Field Type Description
version integer Schema version. Currently 1.
id string Stable source-event ID for replay and deduplication.
ts string RFC3339 timestamp of when the response was received.
claw_id string Agent ID that issued the request.
path string Request path (e.g., /v1/chat/completions).
requested_model string Model string as sent by the agent.
effective_provider string Provider name after routing (e.g., anthropic).
effective_model string Model name forwarded to the upstream provider.
status_code integer HTTP status code returned by the upstream.
stream boolean Whether the response was streamed (SSE).
request_original object The request body as received from the agent, before any proxy modification.
request_effective object The request body as forwarded to the upstream provider, after credential swap and any model rewrite.
response object See response payload below.
usage object Token counts extracted from the response: prompt_tokens (integer), completion_tokens (integer).
usage.reported_cost_usd number (float) Cost in USD reported by the provider; omitted when not available

Response payload (response field):

Field Type Description
format string "json" for standard JSON responses; "sse" for Server-Sent Events streams.
json object Present when format is "json". The parsed response body.
text string Present when format is "sse". The raw event stream text.

Phase 1 Scope

Phase 1 is retention only. cllama writes the history; no read API exists. Agents cannot query their own history programmatically. No prompt injection, no retrieval, no summarization. The JSONL files are accessible to operators via the host filesystem mount for offline analysis, auditing, and future tooling.

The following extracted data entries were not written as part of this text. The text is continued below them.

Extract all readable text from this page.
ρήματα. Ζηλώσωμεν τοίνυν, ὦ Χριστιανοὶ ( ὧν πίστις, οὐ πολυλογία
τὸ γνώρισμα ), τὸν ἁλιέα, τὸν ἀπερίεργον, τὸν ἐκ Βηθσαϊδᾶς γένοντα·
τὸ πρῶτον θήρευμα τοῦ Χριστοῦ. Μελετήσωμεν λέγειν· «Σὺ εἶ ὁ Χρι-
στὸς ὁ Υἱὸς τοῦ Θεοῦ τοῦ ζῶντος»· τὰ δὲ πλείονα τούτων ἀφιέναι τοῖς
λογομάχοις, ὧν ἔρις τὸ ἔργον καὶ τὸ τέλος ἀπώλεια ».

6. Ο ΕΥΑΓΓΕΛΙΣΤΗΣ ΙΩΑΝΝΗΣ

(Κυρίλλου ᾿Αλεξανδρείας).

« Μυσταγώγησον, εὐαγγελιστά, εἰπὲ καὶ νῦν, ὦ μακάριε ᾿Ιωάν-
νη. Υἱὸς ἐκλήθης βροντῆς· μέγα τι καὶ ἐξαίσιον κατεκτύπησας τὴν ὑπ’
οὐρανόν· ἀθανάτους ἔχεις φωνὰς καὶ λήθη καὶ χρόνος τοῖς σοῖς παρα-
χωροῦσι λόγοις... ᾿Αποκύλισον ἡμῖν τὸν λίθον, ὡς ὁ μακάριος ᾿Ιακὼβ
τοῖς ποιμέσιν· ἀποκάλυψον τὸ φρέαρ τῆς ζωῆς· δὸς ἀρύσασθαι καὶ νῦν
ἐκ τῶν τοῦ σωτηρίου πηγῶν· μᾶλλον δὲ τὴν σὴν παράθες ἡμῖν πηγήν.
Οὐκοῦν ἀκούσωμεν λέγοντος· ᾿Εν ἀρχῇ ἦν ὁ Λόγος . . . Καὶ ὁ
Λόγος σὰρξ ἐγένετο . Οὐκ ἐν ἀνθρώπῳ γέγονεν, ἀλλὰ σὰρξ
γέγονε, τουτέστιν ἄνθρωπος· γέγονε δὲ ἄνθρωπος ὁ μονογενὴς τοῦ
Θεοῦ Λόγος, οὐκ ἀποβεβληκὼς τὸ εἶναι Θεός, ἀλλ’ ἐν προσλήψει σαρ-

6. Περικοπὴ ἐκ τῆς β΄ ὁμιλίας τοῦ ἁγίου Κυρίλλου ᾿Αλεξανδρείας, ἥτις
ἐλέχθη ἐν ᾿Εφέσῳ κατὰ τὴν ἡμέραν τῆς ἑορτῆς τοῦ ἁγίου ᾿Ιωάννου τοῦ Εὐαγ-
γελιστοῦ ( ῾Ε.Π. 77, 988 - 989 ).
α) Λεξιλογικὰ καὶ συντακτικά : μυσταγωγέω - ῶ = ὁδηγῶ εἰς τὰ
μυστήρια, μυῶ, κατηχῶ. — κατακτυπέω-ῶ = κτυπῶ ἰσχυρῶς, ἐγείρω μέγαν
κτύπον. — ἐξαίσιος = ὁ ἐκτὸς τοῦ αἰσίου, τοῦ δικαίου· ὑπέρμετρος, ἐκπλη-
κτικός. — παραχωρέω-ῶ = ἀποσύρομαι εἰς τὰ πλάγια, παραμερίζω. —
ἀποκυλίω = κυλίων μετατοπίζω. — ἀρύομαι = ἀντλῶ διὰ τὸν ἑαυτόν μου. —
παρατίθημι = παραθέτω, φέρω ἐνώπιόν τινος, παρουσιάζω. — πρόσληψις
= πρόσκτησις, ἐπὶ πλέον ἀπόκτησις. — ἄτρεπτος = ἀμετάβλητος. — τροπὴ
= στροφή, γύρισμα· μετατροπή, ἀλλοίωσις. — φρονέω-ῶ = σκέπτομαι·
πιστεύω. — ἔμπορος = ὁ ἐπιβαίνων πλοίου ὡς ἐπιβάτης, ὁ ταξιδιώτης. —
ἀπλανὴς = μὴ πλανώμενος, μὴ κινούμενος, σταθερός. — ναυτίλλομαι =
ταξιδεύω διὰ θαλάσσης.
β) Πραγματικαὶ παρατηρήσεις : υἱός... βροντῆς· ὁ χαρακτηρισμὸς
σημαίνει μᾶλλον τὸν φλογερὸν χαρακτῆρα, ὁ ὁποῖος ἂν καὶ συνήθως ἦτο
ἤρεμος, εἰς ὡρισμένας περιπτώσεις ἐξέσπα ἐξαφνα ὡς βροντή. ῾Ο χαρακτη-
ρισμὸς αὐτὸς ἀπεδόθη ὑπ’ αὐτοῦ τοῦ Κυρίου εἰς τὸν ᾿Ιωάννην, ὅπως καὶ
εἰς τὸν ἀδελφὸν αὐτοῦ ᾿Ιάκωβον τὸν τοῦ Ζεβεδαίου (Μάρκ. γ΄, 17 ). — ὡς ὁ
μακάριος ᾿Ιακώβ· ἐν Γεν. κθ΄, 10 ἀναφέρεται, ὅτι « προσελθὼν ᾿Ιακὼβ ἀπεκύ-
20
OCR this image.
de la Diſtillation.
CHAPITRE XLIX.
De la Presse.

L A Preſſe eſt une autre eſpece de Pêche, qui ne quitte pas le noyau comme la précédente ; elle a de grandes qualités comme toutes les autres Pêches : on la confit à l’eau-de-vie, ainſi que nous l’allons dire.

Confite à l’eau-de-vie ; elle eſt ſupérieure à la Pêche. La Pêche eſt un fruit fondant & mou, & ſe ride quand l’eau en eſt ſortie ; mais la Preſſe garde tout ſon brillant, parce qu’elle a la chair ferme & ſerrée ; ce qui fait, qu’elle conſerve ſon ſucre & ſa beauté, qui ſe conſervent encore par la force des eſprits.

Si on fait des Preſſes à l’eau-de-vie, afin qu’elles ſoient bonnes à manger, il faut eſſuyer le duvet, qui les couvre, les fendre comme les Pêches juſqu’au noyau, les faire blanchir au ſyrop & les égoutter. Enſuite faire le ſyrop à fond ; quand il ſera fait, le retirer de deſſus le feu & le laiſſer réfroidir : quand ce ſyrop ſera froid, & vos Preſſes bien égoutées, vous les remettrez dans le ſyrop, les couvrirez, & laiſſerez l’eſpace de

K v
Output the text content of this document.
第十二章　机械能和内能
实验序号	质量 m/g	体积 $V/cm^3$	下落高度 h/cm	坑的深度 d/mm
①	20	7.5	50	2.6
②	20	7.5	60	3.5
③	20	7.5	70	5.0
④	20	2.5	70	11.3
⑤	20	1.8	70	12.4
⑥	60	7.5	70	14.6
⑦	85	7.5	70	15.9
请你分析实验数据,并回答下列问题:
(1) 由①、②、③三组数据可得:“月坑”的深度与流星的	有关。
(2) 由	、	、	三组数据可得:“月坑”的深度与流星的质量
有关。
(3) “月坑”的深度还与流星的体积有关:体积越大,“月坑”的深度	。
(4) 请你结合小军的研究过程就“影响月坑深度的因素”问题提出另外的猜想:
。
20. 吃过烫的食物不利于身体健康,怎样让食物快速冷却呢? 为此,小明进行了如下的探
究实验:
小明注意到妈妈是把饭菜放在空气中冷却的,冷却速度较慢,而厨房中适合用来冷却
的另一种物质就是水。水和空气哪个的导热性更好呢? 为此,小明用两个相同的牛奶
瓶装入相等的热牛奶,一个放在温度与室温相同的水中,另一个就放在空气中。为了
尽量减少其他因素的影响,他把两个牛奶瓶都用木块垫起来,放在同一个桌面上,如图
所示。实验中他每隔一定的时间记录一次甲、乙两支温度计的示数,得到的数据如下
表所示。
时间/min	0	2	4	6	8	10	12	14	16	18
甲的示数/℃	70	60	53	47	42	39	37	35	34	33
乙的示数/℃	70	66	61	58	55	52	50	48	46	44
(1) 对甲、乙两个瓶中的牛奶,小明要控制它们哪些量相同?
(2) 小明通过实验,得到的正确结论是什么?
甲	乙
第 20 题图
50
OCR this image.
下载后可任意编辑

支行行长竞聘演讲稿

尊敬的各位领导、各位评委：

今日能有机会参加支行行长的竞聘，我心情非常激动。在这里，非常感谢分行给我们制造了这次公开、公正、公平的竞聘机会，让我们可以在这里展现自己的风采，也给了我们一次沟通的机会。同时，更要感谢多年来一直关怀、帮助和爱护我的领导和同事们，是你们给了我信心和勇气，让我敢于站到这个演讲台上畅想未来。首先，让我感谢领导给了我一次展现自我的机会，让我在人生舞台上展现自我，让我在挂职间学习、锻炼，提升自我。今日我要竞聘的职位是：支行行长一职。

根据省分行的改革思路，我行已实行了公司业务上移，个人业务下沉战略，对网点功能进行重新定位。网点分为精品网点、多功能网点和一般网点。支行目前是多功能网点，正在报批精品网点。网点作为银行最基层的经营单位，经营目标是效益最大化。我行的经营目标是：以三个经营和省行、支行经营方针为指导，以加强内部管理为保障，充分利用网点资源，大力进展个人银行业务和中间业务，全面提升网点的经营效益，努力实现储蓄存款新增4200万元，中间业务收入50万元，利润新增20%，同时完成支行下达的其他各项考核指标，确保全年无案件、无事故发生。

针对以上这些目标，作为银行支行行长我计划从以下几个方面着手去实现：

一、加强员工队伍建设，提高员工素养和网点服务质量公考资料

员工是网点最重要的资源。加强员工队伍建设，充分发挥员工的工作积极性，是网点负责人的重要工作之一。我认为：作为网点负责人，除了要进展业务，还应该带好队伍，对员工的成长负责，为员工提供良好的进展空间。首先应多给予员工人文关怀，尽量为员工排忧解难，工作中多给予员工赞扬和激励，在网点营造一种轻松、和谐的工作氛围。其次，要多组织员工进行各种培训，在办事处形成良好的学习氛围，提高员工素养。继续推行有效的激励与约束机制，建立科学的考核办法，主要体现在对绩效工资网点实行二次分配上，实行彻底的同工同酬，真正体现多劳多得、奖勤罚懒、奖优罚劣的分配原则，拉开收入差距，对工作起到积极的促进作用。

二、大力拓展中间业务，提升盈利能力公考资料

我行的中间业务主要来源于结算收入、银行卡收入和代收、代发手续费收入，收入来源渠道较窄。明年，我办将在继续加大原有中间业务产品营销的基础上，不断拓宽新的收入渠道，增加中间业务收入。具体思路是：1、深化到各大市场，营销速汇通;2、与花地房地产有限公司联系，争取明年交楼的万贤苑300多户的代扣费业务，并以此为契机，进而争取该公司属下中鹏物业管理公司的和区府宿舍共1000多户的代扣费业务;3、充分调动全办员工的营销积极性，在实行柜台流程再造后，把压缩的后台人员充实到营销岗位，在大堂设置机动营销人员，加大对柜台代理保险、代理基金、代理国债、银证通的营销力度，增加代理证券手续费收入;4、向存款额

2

7. Ecosystem Implementations

The Passthrough Reference

Clawdapus provides a reference image: ghcr.io/mostlydev/cllama.

The passthrough reference:

  • Adheres to the v1 ingress surface matrix and Listen Port.
  • Validates the environment (CLAW_POD, CLAW_CONTEXT_ROOT, provider credentials), bearer-token identity resolution, and mounts.
  • Acts as a pure, transparent proxy (no decoration, no amendment).
  • Emits structured logs of all traffic and budget/rate interventions.

This image is used for testing network integration and serves as the boilerplate for operators to build proprietary cllama policy engines (e.g., incorporating advanced DLP, RAG-based context injection, or conversational configuration).

Routing and Compute Metering

Tools like ClawRouter act as specialized instances of a cllama proxy focused on forced model routing, provider availability, rate limiting, and compute metering. The reference passthrough establishes the identity, per-agent budget/rate caps, routing, and telemetry contract; specialized engines can layer richer provider selection and organization-specific cost policy on that contract.